Basic Database Replication Strategies

There are two basic replication strategies, master-slave and master-master.

Master-Slave Replication

Master-slave is the easiest to design and implement because one database does all of the work and simply reports results to the slave database on some designated timing interval. In the event that the master dies, the slave takes over. The problem with the master-slave model is that the slave is idle until it is promoted to become the master. This model leaves half of the computer resources unused at all times.

Master-Master Replication

The master-master model is designed to address the unused resource problem. In the master-master model, both computer systems and both databases are working for users at the same time. In the event that a disaster were to occur, the remaining system would take over the entire load of the combined systems. The system would run at a slower speed until more resources could be added to the remaining system or until the failed system had recovered.

Master-Master Challenges

The problem with the master-master model is complexity.
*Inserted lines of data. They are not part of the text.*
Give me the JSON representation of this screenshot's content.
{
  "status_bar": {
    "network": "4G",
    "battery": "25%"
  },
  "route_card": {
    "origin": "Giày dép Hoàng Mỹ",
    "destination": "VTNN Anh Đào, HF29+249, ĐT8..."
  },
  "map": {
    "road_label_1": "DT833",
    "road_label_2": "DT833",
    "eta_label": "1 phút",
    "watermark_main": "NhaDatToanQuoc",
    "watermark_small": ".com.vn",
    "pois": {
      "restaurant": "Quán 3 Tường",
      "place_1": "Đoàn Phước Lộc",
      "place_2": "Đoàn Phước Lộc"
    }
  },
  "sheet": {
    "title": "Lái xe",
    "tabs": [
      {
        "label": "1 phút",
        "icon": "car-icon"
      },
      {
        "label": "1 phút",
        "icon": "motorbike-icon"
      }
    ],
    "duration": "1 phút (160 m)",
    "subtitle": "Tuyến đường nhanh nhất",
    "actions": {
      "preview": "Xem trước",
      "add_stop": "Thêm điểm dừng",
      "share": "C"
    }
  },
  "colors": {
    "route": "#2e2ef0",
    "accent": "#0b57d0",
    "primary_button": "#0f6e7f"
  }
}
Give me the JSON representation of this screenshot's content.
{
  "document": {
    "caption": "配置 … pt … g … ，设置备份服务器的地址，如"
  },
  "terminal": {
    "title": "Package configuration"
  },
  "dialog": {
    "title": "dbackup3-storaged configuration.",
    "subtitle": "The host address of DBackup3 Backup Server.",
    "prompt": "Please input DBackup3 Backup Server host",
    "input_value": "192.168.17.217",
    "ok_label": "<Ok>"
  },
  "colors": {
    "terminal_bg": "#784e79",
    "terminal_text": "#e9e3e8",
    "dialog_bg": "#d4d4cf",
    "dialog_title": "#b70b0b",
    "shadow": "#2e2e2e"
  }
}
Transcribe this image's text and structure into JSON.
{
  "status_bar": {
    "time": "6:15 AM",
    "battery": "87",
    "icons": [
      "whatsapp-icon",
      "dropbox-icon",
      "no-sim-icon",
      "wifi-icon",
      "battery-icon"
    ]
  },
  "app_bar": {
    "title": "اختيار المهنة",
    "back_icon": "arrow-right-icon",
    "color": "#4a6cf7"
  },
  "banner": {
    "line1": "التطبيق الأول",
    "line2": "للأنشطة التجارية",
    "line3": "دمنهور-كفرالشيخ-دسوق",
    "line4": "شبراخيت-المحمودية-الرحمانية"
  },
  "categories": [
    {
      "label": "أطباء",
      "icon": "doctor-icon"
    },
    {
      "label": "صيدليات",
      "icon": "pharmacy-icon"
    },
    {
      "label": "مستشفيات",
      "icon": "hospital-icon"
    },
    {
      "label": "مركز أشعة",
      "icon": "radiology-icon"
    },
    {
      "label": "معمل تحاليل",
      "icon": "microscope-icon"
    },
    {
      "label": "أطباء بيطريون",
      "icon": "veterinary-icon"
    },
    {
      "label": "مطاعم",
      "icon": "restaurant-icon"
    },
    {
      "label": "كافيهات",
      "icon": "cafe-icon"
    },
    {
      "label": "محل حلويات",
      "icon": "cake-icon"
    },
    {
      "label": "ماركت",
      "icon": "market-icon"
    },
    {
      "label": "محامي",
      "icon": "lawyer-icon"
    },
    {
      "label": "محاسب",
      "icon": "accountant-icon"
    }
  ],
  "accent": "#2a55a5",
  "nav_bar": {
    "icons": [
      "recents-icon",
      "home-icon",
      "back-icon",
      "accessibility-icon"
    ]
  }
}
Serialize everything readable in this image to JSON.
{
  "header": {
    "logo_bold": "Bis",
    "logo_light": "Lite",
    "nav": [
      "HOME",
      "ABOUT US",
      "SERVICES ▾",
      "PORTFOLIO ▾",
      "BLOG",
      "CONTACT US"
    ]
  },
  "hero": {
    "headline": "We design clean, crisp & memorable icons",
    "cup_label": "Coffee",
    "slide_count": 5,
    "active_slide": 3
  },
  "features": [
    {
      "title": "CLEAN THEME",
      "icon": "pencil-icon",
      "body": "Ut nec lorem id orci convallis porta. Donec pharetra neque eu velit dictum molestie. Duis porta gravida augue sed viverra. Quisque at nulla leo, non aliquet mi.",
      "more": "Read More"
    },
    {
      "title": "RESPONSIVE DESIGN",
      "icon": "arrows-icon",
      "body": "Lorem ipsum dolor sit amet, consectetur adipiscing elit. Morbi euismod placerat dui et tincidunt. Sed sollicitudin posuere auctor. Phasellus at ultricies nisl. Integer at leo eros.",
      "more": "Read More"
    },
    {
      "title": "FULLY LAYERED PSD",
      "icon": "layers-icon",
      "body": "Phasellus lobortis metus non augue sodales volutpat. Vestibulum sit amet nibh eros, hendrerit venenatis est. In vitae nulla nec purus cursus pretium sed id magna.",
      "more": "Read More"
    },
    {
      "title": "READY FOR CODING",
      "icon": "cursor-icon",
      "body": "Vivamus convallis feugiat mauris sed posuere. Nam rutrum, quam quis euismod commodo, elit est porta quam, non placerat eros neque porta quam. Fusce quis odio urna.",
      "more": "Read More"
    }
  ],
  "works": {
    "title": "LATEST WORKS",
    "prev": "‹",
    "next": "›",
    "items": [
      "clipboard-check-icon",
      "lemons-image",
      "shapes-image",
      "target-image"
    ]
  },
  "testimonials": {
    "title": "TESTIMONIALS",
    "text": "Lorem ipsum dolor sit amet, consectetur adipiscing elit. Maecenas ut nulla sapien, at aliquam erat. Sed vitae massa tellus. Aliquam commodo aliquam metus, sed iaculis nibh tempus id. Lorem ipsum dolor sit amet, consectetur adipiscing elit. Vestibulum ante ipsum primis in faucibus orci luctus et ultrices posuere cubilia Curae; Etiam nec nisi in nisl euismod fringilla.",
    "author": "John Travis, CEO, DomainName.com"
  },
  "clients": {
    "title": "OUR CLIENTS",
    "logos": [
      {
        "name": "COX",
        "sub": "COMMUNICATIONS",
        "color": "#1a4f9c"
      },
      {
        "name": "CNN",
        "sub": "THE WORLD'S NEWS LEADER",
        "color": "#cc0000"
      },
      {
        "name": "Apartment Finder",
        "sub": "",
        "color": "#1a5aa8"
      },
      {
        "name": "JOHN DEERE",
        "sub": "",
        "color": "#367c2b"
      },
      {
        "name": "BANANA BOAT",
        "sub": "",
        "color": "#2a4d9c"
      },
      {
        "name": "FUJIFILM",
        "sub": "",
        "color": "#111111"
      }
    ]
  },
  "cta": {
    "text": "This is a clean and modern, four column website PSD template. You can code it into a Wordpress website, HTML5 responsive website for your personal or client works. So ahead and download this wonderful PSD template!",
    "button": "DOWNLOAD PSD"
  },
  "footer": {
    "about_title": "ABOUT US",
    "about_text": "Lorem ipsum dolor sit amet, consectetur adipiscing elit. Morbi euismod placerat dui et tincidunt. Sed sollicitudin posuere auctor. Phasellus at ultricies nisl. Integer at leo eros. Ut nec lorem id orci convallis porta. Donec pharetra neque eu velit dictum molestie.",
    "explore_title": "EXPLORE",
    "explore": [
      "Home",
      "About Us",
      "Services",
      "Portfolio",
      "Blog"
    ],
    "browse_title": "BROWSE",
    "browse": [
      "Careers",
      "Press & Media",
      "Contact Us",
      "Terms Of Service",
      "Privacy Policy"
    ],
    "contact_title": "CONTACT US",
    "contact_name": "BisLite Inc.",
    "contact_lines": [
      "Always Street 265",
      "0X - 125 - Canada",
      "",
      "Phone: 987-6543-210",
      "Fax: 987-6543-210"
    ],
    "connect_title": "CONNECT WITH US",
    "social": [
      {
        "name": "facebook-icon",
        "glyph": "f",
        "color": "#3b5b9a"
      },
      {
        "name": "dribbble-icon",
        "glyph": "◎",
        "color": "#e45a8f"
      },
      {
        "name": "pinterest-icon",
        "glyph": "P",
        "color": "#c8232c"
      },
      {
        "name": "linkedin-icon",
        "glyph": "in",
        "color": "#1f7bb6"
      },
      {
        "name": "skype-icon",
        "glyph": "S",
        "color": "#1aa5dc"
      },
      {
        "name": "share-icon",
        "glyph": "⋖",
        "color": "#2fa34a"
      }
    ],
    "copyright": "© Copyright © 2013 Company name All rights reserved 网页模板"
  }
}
The master-master replication strategy is an order of magnitude more difficult to design and implement. Architects must create their own conflict resolution mechanisms as well as their own work delegation techniques. Because the data exists in two different computer systems at the same time and users can access each of the two systems at the same time, there is nothing stopping two different users from changing the same piece of data or worse yet some related, nested data. If the changes cause a business logic violation, that either system would have stopped if both actions where attempted in one system, both systems must reconcile the data and inform the affected users. This event would not even be detected until the systems attempted to push their changes to the other system, in which case the replication would have failed because the changes were considered a violation of business logic. The failure would leave both systems out of sync and could cause data instabilities in other parts of the system until the problems are found and corrected. If the synchronization timing were set for minutes, as opposed to seconds, the affected users may not even be on the system when the failure occurs.